02nd May2011

Absent friends

by Dutchcloggie

It can’t be easy to accept that one of your friends is dying. I understand this. However, there are some people that Jane considered good friends whom we have not heard from for weeks now. If it is too difficult, too emotional, just send me a message, saying you are aware of the situation but that it is too hard for you to deal with. I can easily accept and respect that.

But there are a few people from whom I have heard nothing. Or very little. People who are our friends on Facebook so they must know what is going on. And yet, nothing. Not even a comment on a status update. Or a Like. Surely that is the simplest way to at least show you are interested in your friend.

We are blessed with some very good friends who come over on a regular basis and lots of people who stay in touch via Facebook, email and this website.

Maybe the initial shock wears off for people. After hearing how ill JD was, we had A LOT of visitors, emails & phone calls. Now that things have gone on for longer than perhaps first expected, fewer people are visiting. And this is the time when visitors would be really nice, not just for Jane, but also for me. Caring is hard work. It is relentless and all-consuming. Having visitors gives me the chance to leave the house for a bit, even if it is just for an hour to grab a drink with some other people, or something like that.

When JD first came home, I did not want to leave the house. But now, over the whole bank holiday period, we had visitors on only 3 out of 11 days and none at all in the diary for the next 2 weeks. And believe me, I love JD to bits but spending day after day, alone with someone who just sleeps all day, without being able to leave the house can be really boring.

Maybe visiting terminally ill friends is just different from visiting a friend.

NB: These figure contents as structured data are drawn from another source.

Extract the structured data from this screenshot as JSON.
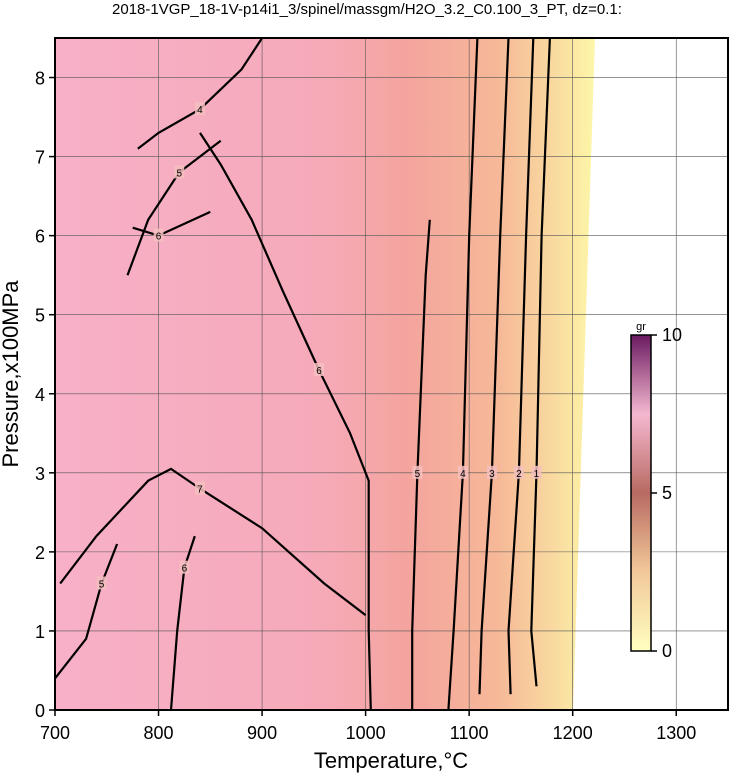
{
  "chart_data": {
    "type": "contour",
    "title": "2018-1VGP_18-1V-p14i1_3/spinel/massgm/H2O_3.2_C0.100_3_PT, dz=0.1:",
    "xlabel": "Temperature,°C",
    "ylabel": "Pressure,x100MPa",
    "xlim": [
      700,
      1350
    ],
    "ylim": [
      0,
      8.5
    ],
    "xticks": [
      700,
      800,
      900,
      1000,
      1100,
      1200,
      1300
    ],
    "yticks": [
      0,
      1,
      2,
      3,
      4,
      5,
      6,
      7,
      8
    ],
    "grid": true,
    "line_color": "#000000",
    "contours": [
      {
        "level": 1,
        "x": [
          1165,
          1160,
          1165,
          1170,
          1178
        ],
        "y": [
          0.3,
          1,
          3,
          6,
          8.5
        ]
      },
      {
        "level": 2,
        "x": [
          1140,
          1138,
          1148,
          1155,
          1162
        ],
        "y": [
          0.2,
          1,
          3,
          6,
          8.5
        ]
      },
      {
        "level": 3,
        "x": [
          1110,
          1112,
          1122,
          1130,
          1138
        ],
        "y": [
          0.2,
          1,
          3,
          6,
          8.5
        ]
      },
      {
        "level": 4,
        "x": [
          1080,
          1085,
          1094,
          1100,
          1108
        ],
        "y": [
          0,
          1,
          3,
          6,
          8.5
        ]
      },
      {
        "level": 5,
        "x": [
          1045,
          1045,
          1050,
          1058,
          1062
        ],
        "y": [
          0,
          1,
          3,
          5.5,
          6.2
        ]
      },
      {
        "level": 6,
        "x": [
          1005,
          1003,
          1003,
          985,
          955,
          920,
          890,
          860,
          840
        ],
        "y": [
          0,
          1,
          2.9,
          3.5,
          4.3,
          5.3,
          6.2,
          6.9,
          7.3
        ]
      },
      {
        "level": 7,
        "x": [
          705,
          740,
          790,
          812,
          840,
          900,
          960,
          1000
        ],
        "y": [
          1.6,
          2.2,
          2.9,
          3.05,
          2.8,
          2.3,
          1.6,
          1.2
        ]
      },
      {
        "level": 6,
        "x": [
          812,
          818,
          825,
          835
        ],
        "y": [
          0,
          1,
          1.8,
          2.2
        ]
      },
      {
        "level": 5,
        "x": [
          700,
          730,
          745,
          760
        ],
        "y": [
          0.4,
          0.9,
          1.6,
          2.1
        ]
      },
      {
        "level": 4,
        "x": [
          780,
          800,
          840,
          880,
          900
        ],
        "y": [
          7.1,
          7.3,
          7.6,
          8.1,
          8.5
        ]
      },
      {
        "level": 5,
        "x": [
          770,
          790,
          820,
          860
        ],
        "y": [
          5.5,
          6.2,
          6.8,
          7.2
        ]
      },
      {
        "level": 6,
        "x": [
          775,
          800,
          850
        ],
        "y": [
          6.1,
          6.0,
          6.3
        ]
      }
    ],
    "colorbar": {
      "label": "gr",
      "lim": [
        0,
        10
      ],
      "ticks": [
        0,
        5,
        10
      ]
    }
  }
}
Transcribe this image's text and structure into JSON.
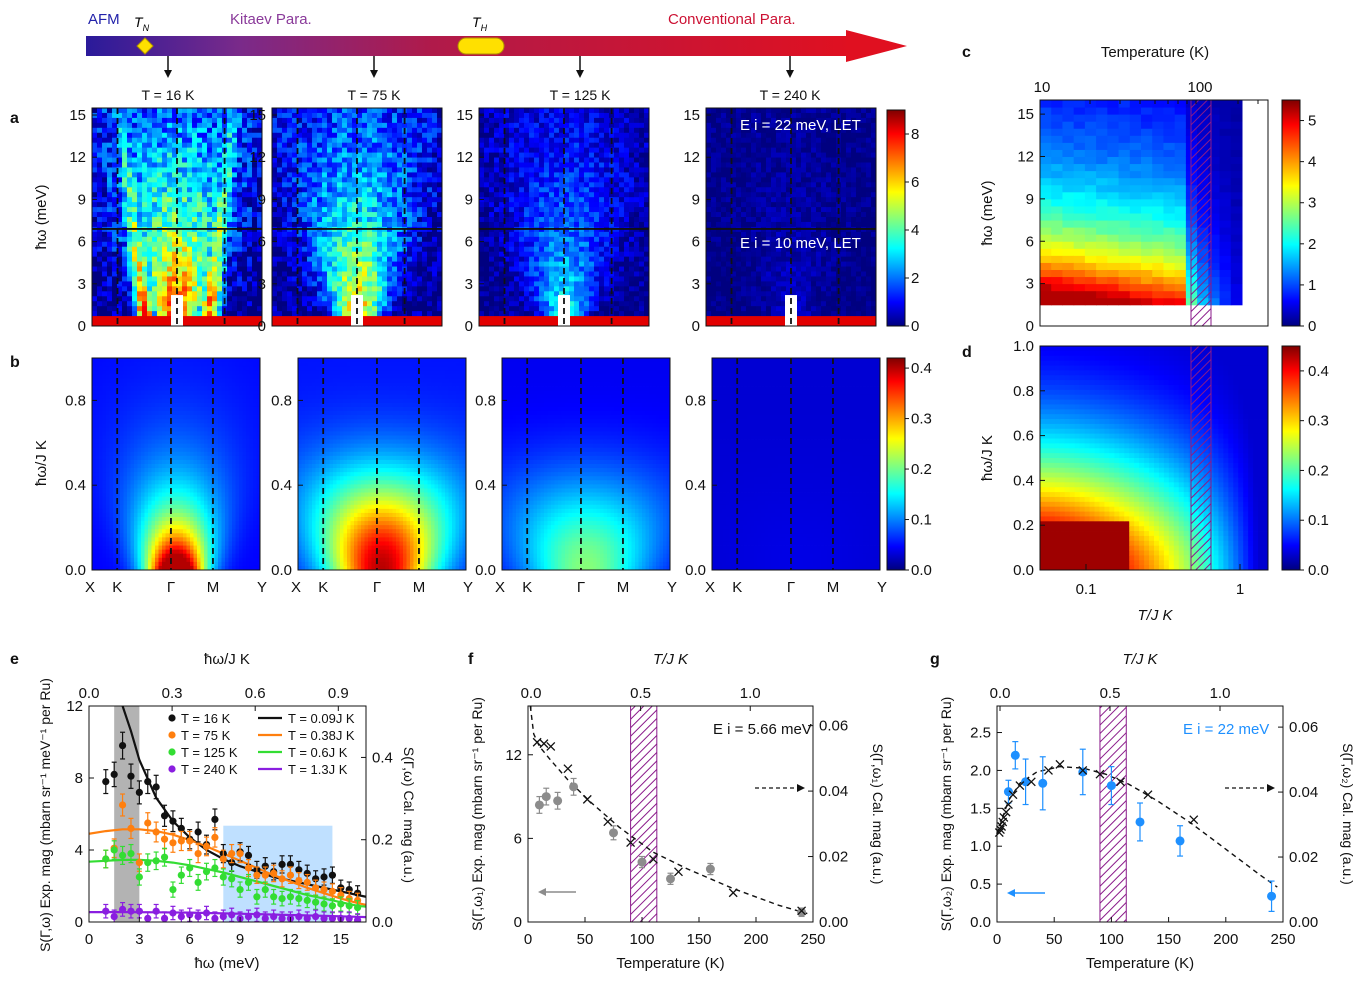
{
  "colors": {
    "afm": "#2222aa",
    "kitaev": "#8a3a9a",
    "conventional": "#cc1133",
    "black": "#111111",
    "orange": "#ff7f0e",
    "green": "#33dd33",
    "purple": "#8a1ee0",
    "gray": "#8c8c8c",
    "blue": "#1e90ff",
    "hatch": "#8a1a8a",
    "shade_gray": "#b3b3b3",
    "shade_blue": "#bfe0ff"
  },
  "arrow": {
    "regions": [
      "AFM",
      "Kitaev Para.",
      "Conventional Para."
    ],
    "tn_label": "T",
    "tn_sub": "N",
    "th_label": "T",
    "th_sub": "H",
    "arrow_marks": [
      "T = 16 K",
      "T = 75 K",
      "T = 125 K",
      "T = 240 K"
    ]
  },
  "panel_letters": [
    "a",
    "b",
    "c",
    "d",
    "e",
    "f",
    "g"
  ],
  "chart_data": [
    {
      "id": "a",
      "type": "heatmap",
      "panel_titles": [
        "T = 16 K",
        "T = 75 K",
        "T = 125 K",
        "T = 240 K"
      ],
      "ylabel": "ħω (meV)",
      "yticks": [
        "0",
        "3",
        "6",
        "9",
        "12",
        "15"
      ],
      "ylim": [
        0,
        15.5
      ],
      "annotations": [
        "E i = 22 meV, LET",
        "E i = 10 meV, LET"
      ],
      "colorbar": {
        "ticks": [
          "0",
          "2",
          "4",
          "6",
          "8"
        ],
        "range": [
          0,
          9
        ]
      },
      "intensity_scale": [
        1.0,
        0.8,
        0.45,
        0.08
      ]
    },
    {
      "id": "b",
      "type": "heatmap",
      "xlabel_ticks": [
        "X",
        "K",
        "Γ",
        "M",
        "Y"
      ],
      "ylabel": "ħω/J K",
      "yticks": [
        "0.0",
        "0.4",
        "0.8"
      ],
      "ylim": [
        0,
        1.0
      ],
      "colorbar": {
        "ticks": [
          "0.0",
          "0.1",
          "0.2",
          "0.3",
          "0.4"
        ],
        "range": [
          0,
          0.42
        ]
      }
    },
    {
      "id": "c",
      "type": "heatmap",
      "xlabel_top": "Temperature (K)",
      "xticks_top": [
        "10",
        "100"
      ],
      "ylabel": "ħω (meV)",
      "yticks": [
        "0",
        "3",
        "6",
        "9",
        "12",
        "15"
      ],
      "colorbar": {
        "ticks": [
          "0",
          "1",
          "2",
          "3",
          "4",
          "5"
        ],
        "range": [
          0,
          5.5
        ]
      }
    },
    {
      "id": "d",
      "type": "heatmap",
      "xlabel": "T/J K",
      "xticks": [
        "0.1",
        "1"
      ],
      "ylabel": "ħω/J K",
      "yticks": [
        "0.0",
        "0.2",
        "0.4",
        "0.6",
        "0.8",
        "1.0"
      ],
      "colorbar": {
        "ticks": [
          "0.0",
          "0.1",
          "0.2",
          "0.3",
          "0.4"
        ],
        "range": [
          0,
          0.45
        ]
      }
    },
    {
      "id": "e",
      "type": "scatter",
      "xlabel": "ħω (meV)",
      "xlabel_top": "ħω/J K",
      "ylabel": "S(Γ,ω) Exp. mag (mbarn sr⁻¹ meV⁻¹ per Ru)",
      "ylabel_right": "S(Γ,ω) Cal. mag (a.u.)",
      "xlim": [
        0,
        16.5
      ],
      "ylim": [
        0,
        12
      ],
      "xticks": [
        "0",
        "3",
        "6",
        "9",
        "12",
        "15"
      ],
      "xticks_top": [
        "0.0",
        "0.3",
        "0.6",
        "0.9"
      ],
      "yticks": [
        "0",
        "4",
        "8",
        "12"
      ],
      "yticks_right": [
        "0.0",
        "0.2",
        "0.4"
      ],
      "legend_markers": [
        "T = 16 K",
        "T = 75 K",
        "T = 125 K",
        "T = 240 K"
      ],
      "legend_lines": [
        "T = 0.09J K",
        "T = 0.38J K",
        "T = 0.6J K",
        "T = 1.3J K"
      ],
      "shaded_regions": [
        [
          1.5,
          3.0
        ],
        [
          8.0,
          14.5
        ]
      ],
      "series": [
        {
          "name": "T = 16 K",
          "color": "#111111",
          "x": [
            1,
            1.5,
            2,
            2.5,
            3,
            3.5,
            4,
            4.5,
            5,
            5.5,
            6,
            6.5,
            7,
            7.5,
            8,
            8.5,
            9,
            9.5,
            10,
            10.5,
            11,
            11.5,
            12,
            12.5,
            13,
            13.5,
            14,
            14.5,
            15,
            15.5,
            16
          ],
          "y": [
            7.8,
            8.2,
            9.8,
            8.1,
            7.2,
            7.8,
            7.5,
            5.9,
            5.6,
            5.2,
            4.6,
            5.0,
            4.3,
            5.7,
            3.8,
            3.3,
            3.9,
            3.7,
            2.9,
            3.1,
            2.8,
            3.2,
            3.2,
            2.9,
            2.7,
            2.4,
            2.5,
            2.6,
            1.9,
            1.8,
            1.6
          ]
        },
        {
          "name": "T = 75 K",
          "color": "#ff7f0e",
          "x": [
            1,
            1.5,
            2,
            2.5,
            3,
            3.5,
            4,
            4.5,
            5,
            5.5,
            6,
            6.5,
            7,
            7.5,
            8,
            8.5,
            9,
            9.5,
            10,
            10.5,
            11,
            11.5,
            12,
            12.5,
            13,
            13.5,
            14,
            14.5,
            15,
            15.5,
            16
          ],
          "y": [
            3.5,
            4.1,
            6.5,
            5.2,
            3.3,
            5.5,
            5.0,
            4.6,
            4.4,
            4.5,
            4.5,
            3.8,
            4.2,
            4.7,
            3.5,
            3.8,
            3.8,
            3.0,
            2.6,
            2.6,
            2.7,
            2.4,
            2.6,
            2.3,
            2.2,
            1.9,
            1.8,
            1.7,
            1.5,
            1.3,
            1.2
          ]
        },
        {
          "name": "T = 125 K",
          "color": "#33dd33",
          "x": [
            1,
            1.5,
            2,
            2.5,
            3,
            3.5,
            4,
            4.5,
            5,
            5.5,
            6,
            6.5,
            7,
            7.5,
            8,
            8.5,
            9,
            9.5,
            10,
            10.5,
            11,
            11.5,
            12,
            12.5,
            13,
            13.5,
            14,
            14.5,
            15,
            15.5,
            16
          ],
          "y": [
            3.5,
            4.0,
            3.7,
            3.8,
            2.5,
            3.3,
            3.4,
            3.6,
            1.8,
            2.6,
            3.0,
            2.2,
            2.8,
            3.0,
            2.5,
            2.4,
            1.8,
            2.2,
            1.4,
            1.8,
            1.4,
            1.3,
            1.4,
            1.3,
            1.2,
            1.1,
            1.0,
            0.9,
            1.0,
            0.9,
            0.8
          ]
        },
        {
          "name": "T = 240 K",
          "color": "#8a1ee0",
          "x": [
            1,
            1.5,
            2,
            2.5,
            3,
            3.5,
            4,
            4.5,
            5,
            5.5,
            6,
            6.5,
            7,
            7.5,
            8,
            8.5,
            9,
            9.5,
            10,
            10.5,
            11,
            11.5,
            12,
            12.5,
            13,
            13.5,
            14,
            14.5,
            15,
            15.5,
            16
          ],
          "y": [
            0.6,
            0.3,
            0.7,
            0.6,
            0.6,
            0.2,
            0.6,
            0.2,
            0.5,
            0.3,
            0.4,
            0.3,
            0.5,
            0.2,
            0.3,
            0.4,
            0.2,
            0.3,
            0.4,
            0.2,
            0.3,
            0.2,
            0.2,
            0.3,
            0.2,
            0.3,
            0.2,
            0.2,
            0.2,
            0.2,
            0.1
          ]
        }
      ],
      "curves": [
        {
          "name": "T = 0.09J K",
          "color": "#111111",
          "x": [
            2,
            2.5,
            3,
            4,
            5,
            6,
            7,
            8,
            9,
            10,
            11,
            12,
            13,
            14,
            15,
            16,
            16.5
          ],
          "y": [
            12,
            10.6,
            9.0,
            6.9,
            5.6,
            4.7,
            4.0,
            3.5,
            3.1,
            2.8,
            2.5,
            2.3,
            2.1,
            1.9,
            1.7,
            1.5,
            1.4
          ]
        },
        {
          "name": "T = 0.38J K",
          "color": "#ff7f0e",
          "x": [
            0,
            1,
            2,
            3,
            4,
            5,
            6,
            7,
            8,
            9,
            10,
            11,
            12,
            13,
            14,
            15,
            16,
            16.5
          ],
          "y": [
            4.9,
            5.05,
            5.15,
            5.15,
            5.05,
            4.85,
            4.55,
            4.2,
            3.8,
            3.4,
            3.0,
            2.6,
            2.25,
            1.9,
            1.6,
            1.3,
            1.05,
            0.95
          ]
        },
        {
          "name": "T = 0.6J K",
          "color": "#33dd33",
          "x": [
            0,
            1,
            2,
            3,
            4,
            5,
            6,
            7,
            8,
            9,
            10,
            11,
            12,
            13,
            14,
            15,
            16,
            16.5
          ],
          "y": [
            3.35,
            3.4,
            3.45,
            3.45,
            3.4,
            3.3,
            3.15,
            2.95,
            2.75,
            2.5,
            2.25,
            2.0,
            1.75,
            1.5,
            1.3,
            1.1,
            0.9,
            0.85
          ]
        },
        {
          "name": "T = 1.3J K",
          "color": "#8a1ee0",
          "x": [
            0,
            2,
            4,
            6,
            8,
            10,
            12,
            14,
            16,
            16.5
          ],
          "y": [
            0.55,
            0.55,
            0.54,
            0.52,
            0.48,
            0.44,
            0.39,
            0.34,
            0.29,
            0.27
          ]
        }
      ]
    },
    {
      "id": "f",
      "type": "scatter",
      "xlabel": "Temperature (K)",
      "xlabel_top": "T/J K",
      "ylabel": "S(Γ,ω₁) Exp. mag (mbarn sr⁻¹ per Ru)",
      "ylabel_right": "S(Γ,ω₁) Cal. mag (a.u.)",
      "annotation": "E i = 5.66 meV",
      "xlim": [
        0,
        250
      ],
      "ylim": [
        0,
        15.5
      ],
      "xticks": [
        "0",
        "50",
        "100",
        "150",
        "200",
        "250"
      ],
      "xticks_top": [
        "0.0",
        "0.5",
        "1.0"
      ],
      "yticks": [
        "0",
        "6",
        "12"
      ],
      "yticks_right": [
        "0.00",
        "0.02",
        "0.04",
        "0.06"
      ],
      "hatch_band": [
        90,
        113
      ],
      "series": [
        {
          "name": "Exp.",
          "color": "#8c8c8c",
          "x": [
            10,
            16,
            26,
            40,
            75,
            100,
            125,
            160,
            240
          ],
          "y": [
            8.4,
            9.0,
            8.7,
            9.7,
            6.4,
            4.3,
            3.1,
            3.8,
            0.7
          ],
          "err": [
            0.6,
            0.6,
            0.6,
            0.6,
            0.5,
            0.4,
            0.4,
            0.4,
            0.3
          ]
        },
        {
          "name": "Cal.",
          "color": "#111111",
          "x": [
            8,
            14,
            20,
            35,
            52,
            70,
            90,
            110,
            132,
            180,
            240
          ],
          "y": [
            12.9,
            12.8,
            12.6,
            11.0,
            8.8,
            7.2,
            5.7,
            4.5,
            3.6,
            2.1,
            0.8
          ]
        }
      ],
      "curve": {
        "x": [
          2,
          5,
          10,
          20,
          35,
          55,
          80,
          110,
          140,
          180,
          220,
          245
        ],
        "y": [
          15.5,
          13.5,
          12.6,
          11.6,
          10.2,
          8.6,
          6.8,
          5.0,
          3.8,
          2.4,
          1.2,
          0.6
        ]
      }
    },
    {
      "id": "g",
      "type": "scatter",
      "xlabel": "Temperature (K)",
      "xlabel_top": "T/J K",
      "ylabel": "S(Γ,ω₂) Exp. mag (mbarn sr⁻¹ per Ru)",
      "ylabel_right": "S(Γ,ω₂) Cal. mag (a.u.)",
      "annotation": "E i = 22 meV",
      "xlim": [
        0,
        250
      ],
      "ylim": [
        0,
        2.85
      ],
      "xticks": [
        "0",
        "50",
        "100",
        "150",
        "200",
        "250"
      ],
      "xticks_top": [
        "0.0",
        "0.5",
        "1.0"
      ],
      "yticks": [
        "0.0",
        "0.5",
        "1.0",
        "1.5",
        "2.0",
        "2.5"
      ],
      "yticks_right": [
        "0.00",
        "0.02",
        "0.04",
        "0.06"
      ],
      "hatch_band": [
        90,
        113
      ],
      "series": [
        {
          "name": "Exp.",
          "color": "#1e90ff",
          "x": [
            10,
            16,
            25,
            40,
            75,
            100,
            125,
            160,
            240
          ],
          "y": [
            1.72,
            2.2,
            1.85,
            1.83,
            1.98,
            1.8,
            1.32,
            1.07,
            0.34
          ],
          "err": [
            0.15,
            0.18,
            0.3,
            0.35,
            0.3,
            0.25,
            0.25,
            0.2,
            0.2
          ]
        },
        {
          "name": "Cal.",
          "color": "#111111",
          "x": [
            2,
            3,
            4,
            5,
            6,
            8,
            10,
            14,
            20,
            30,
            45,
            55,
            75,
            90,
            108,
            132,
            172
          ],
          "y": [
            1.18,
            1.22,
            1.26,
            1.32,
            1.38,
            1.45,
            1.55,
            1.68,
            1.8,
            1.85,
            2.0,
            2.08,
            2.0,
            1.95,
            1.85,
            1.68,
            1.35
          ]
        }
      ],
      "curve": {
        "x": [
          0,
          5,
          10,
          20,
          35,
          55,
          75,
          95,
          115,
          140,
          170,
          200,
          230,
          245
        ],
        "y": [
          1.15,
          1.38,
          1.6,
          1.83,
          1.98,
          2.05,
          2.03,
          1.95,
          1.82,
          1.6,
          1.3,
          0.96,
          0.62,
          0.46
        ]
      }
    }
  ]
}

It is less about a social visit for the visitor’s pleasure. It should become more about being helpful or entertaining for the ill person or their carer. Your visit becomes something that helps someone, rather than just entertains.

Not sure what I am trying to say. Maybe I am saying that perhaps some people should get over the fact that they feel uncomfortable sitting next to JD’s bed and think instead of how their visit, hard as it might be for them, can bring a little bit of relief for JD or for me. To them, it is just an hour, 2 hours of being uncomfortable. For JD and me, it is day after day after day. For a “normal” social visit, I can see how driving 1 hour to come & see us after your regular work day is a bit much. But for a friend who is so ill, surely that is a tiny, tiny inconvenience for you and certainly no reason not to visit on a regular basis? is people’s willingness to travel an indication of how much they do or do not care? If that is the case, then the lovely guy who had not seen or spoken to JD for 6 years who came to visit recently must be one of her best friends.

Hmmm… As usual, this all seems rather angry and ungrateful for me to say. It is not what I mean. Just not very good at saying what I mean. I am just thinking that if it was one of my good friends, I would visit regularly, inform regularly, email or phone regularly. Show my interest and care very regularly. I know life goes on for people and that, hard as it is to believe, JD is not the centre of the universe for some of her friends, but I would have thought that she would occupy a slightly more central place in some of her friends’ lives now that they will be losing her soon.